紀元前8世紀半ばにホメーロスによって書かれ、紀元前6世紀後半に文字化され、紀元前2世紀にほぼ今日の形にまとめられたとされてはいますが、その時代のものを見ることはできません。ですから、『イーリアス』に関していえば、<プレ文字社会>の一次資料として使うには慎重になった方がいいですね。

で、これは実は『古事記』もそうなんです。現在、確認し得る最古の写本は1370年代。かなり新しい。ですから『古事記』偽書説すら出ているくらいです。

また、(D)のヒエログリフで書かれたものに関しては、まだ習ったことがないの機会を見つけて学びたいと思っています。

▼語り手と書記

文字で書かれた<プレ文字社会>を考える上で、もうひとつ考えておかければならない問題は、語り手と筆記者との関係です。

『古事記』でいえば(序文の記述を信じれば)稗田阿礼が「誦習」していたものを太安万侶が書き記して、編纂したといわれています。

太安万侶は名前からして帰化人ですね。文字を知らない原日本人である稗田阿礼が朗誦するのを、太安万侶が漢字で筆録したのが『古事記』なのですが、しかしそれは稗田阿礼が朗誦していたそのままのものではない可能性が大です。

変わってしまう原因のひとつは相手です。語りというのは相手によって変わってしまいます。

金田一京助がアイヌの歌謡や語りを採集していたときに、彼がマイクを向けた途端に変わってしまったと書いています。能のようにテキストが固定されているものは別として(これですら変わる)、あらゆる歌や語りは相手によって変わるのです。特に相手の文化が自分と違うときには、大きく変容する可能性があります。

もうひとつは筆記者の問題です。

当たり前の話ですが、筆記者の習得している文字で書写できないものは書写ができません。この問題も2つあり、ひとつは、ない単語は書けないというもの。

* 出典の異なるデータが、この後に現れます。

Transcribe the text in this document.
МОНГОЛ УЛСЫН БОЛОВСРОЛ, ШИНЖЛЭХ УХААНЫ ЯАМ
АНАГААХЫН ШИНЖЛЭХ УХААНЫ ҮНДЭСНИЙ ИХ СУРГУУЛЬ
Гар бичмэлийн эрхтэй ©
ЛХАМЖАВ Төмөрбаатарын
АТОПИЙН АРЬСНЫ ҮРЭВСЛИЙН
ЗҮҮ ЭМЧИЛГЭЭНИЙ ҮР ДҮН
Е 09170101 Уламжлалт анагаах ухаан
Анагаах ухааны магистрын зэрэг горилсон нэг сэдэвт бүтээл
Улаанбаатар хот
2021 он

たとえば「みかん」を英語ではうまく訳せません。「かすみ」「もや」「きり」の違いもうまくいかない。こういう場合、話者が相手にわかるように変化させてしまったり、あるいは筆記者が適当な語句をあてはめて誤魔化したりします。『古事記』の中にもよくあります。

もうひとつは音の問題。たとえばカタカナでは英語を写せませんし、アルファベットではオランダ語は書写できません。もうちょっと正確にいえば、書写はできても再現ができない。というか、それ以前に筆録者が、ちゃんと聞き取れているかどうかも疑問。

まあ、そのほかにもいろいろありますが、そんなことも一応含んで考えていきましょうね。